Recent media coverage of the deaths of British soldiers in Afghanistan obscures an uncomfortable reality: that US/NATO forces are responsible for much – perhaps most – of the killing in Afghanistan today.
On 9-10 July, eight British soldiers were killed in Afghanistan. In their front-page headline the next day, the Guardian branded it “The bloodiest day”, while the Sunday Telegraph called it “the bloodiest 24 hours in Afghanistan.”
Only, of course, it wasn’t.
Indeed, it wasn’t even the bloodiest day in Helmand – where the eight soldiers were killed and where most British soldiers are based – or the bloodiest day involving British forces.
Bloodier days
On 22 June 2007, twenty-five civilians – including nine women and three young children – were killed by NATO airstrikes called in by British forces in the Gereskh district of Helmand. More civilians died in this single incident than the total number of British soldiers killed in the whole of July 2009 (22), but it generated no front-page headlines or heart-searching columns in the press.
Or take the 18 November 2007. According to eyewitnesses, eighteen civilians were killed during a night-time raid by a mixed force of foreign and Afghan troops helicoptered into the village of Toube, also in Helmand.
A month later, the Daily Telegraph reported that the British army was “taking seriously” claims that children were shot and several adult villagers had their throats cut. To my knowledge, this was the only report on the raid ever to appear in the British press.
Not isolated
And these aren’t isolated incidents.

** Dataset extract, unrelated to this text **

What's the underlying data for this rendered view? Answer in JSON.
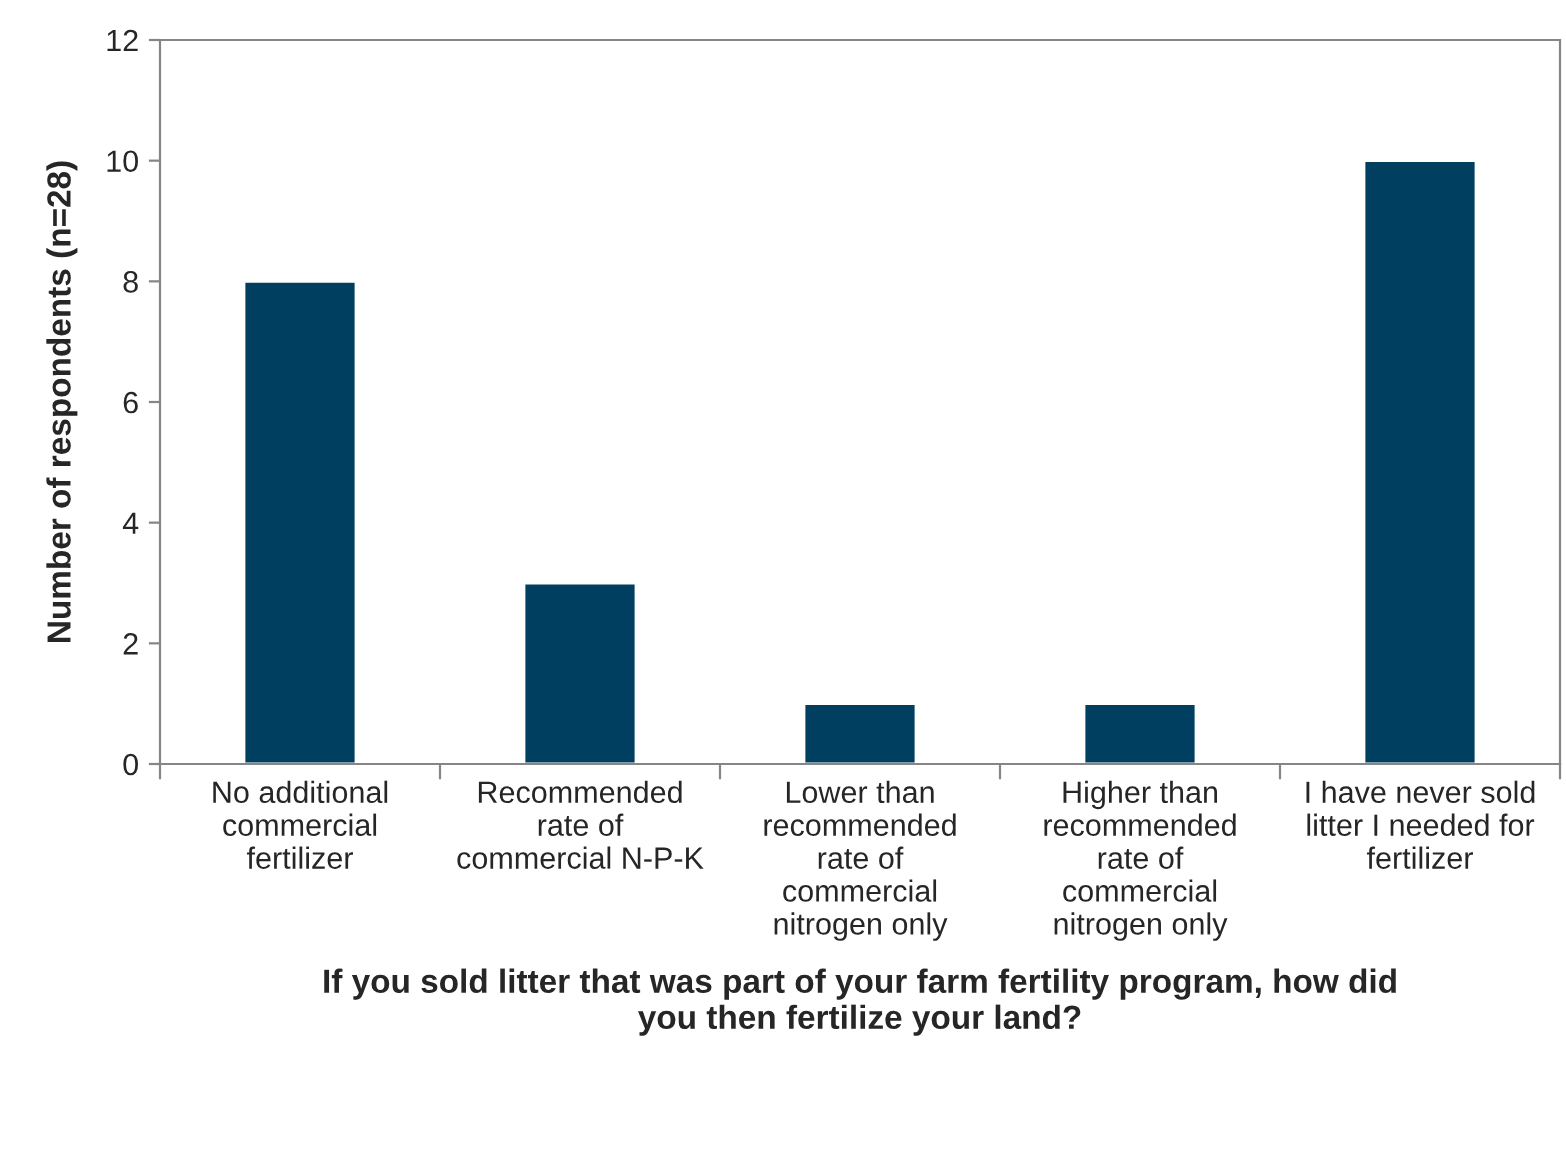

Writing in favour of the war in the wake of the eight soldiers’ deaths, Tim Collins – the former Army Colonel, best-known for his “inspirational” speech to British troops on the eve of the 2003 invasion of Iraq – observed that, during its escalation in Afghanistan in 2006, the British conducted “a remote, faceless war” in which “[b]ombing by aircraft, artillery and drones was the order of the day at the least sign of what could be enemy”. Collins coyly noted that this “went down badly with the civilian population.” Others have been more forthcoming.
In a December 2006 report, the pro-war Senlis Council (now renamed) noted that, based on their interviews in the field, as many as 2,000-3,000 Afghan civilians might have been killed by US/NATO air strikes in southern Afghanistan during 2006, and that “famine” was widespread there, “directly triggered by the international community’s policies in the region” – in particular, “the devastation of Afghan villagers’ livelihoods by intense bombing campaigns and… poppy eradication”. Despite Senlis’ establishment credentials, these conclusions were met by a deafening media silence.
Not ancient history
Nor is this just a matter of ancient history. The MoD recently admitted paying compensation to the families of 104 civilians killed during battles between the British and the Taliban during the 18-month period January 2008-June 2009 – and these figures probably represent only a small fraction of the number of Afghan civilians killed and injured by British forces in Afghanistan (claims relating to another 113 deaths were rejected).
Not just civilians
Pro-government forces (the US, UK, NATO and their Afghan proxies) were responsible for at least 30.5% of the civilian deaths logged by the UN during the period 1 January-30 June 2009, and if we count not just civilians but members of the Taliban, then US-led forces may well be responsible for the majority of the killing.
Military sources have claimed that between mid-2006 and April 2008, British forces in Afghanistan killed 7,000 “Taliban”. Moreover, between August 2006 and April 2009, these forces fired more than 12 million bullets – including more than 150,000 rounds fired by attack helicopters – and one recent report mentioned in passing that a team of British snipers had “killed 18 Afghans in one afternoon”.
Noble endeavours
As in Iraq, because of the way in which the media has framed the war, most members of the public are probably unaware of either the scale of the carnage that has been wrought by US/UK airstrikes, or the fact that the US has been running what are, in effect, death squads. The reasons for this are not hard to discern. That British soldiers are brave heroes and that “we” support them in their (necessarily) noble endeavours, are unquestionable presuppositions of almost all media coverage.
Therefore, anything that conflicts with these assumptions must be sidelined or ignored. Until the record is set straight, further British deaths are as likely to be used to boost calls for further escalation (more troops, more equipment and so on) as they are to boost calls for withdrawal.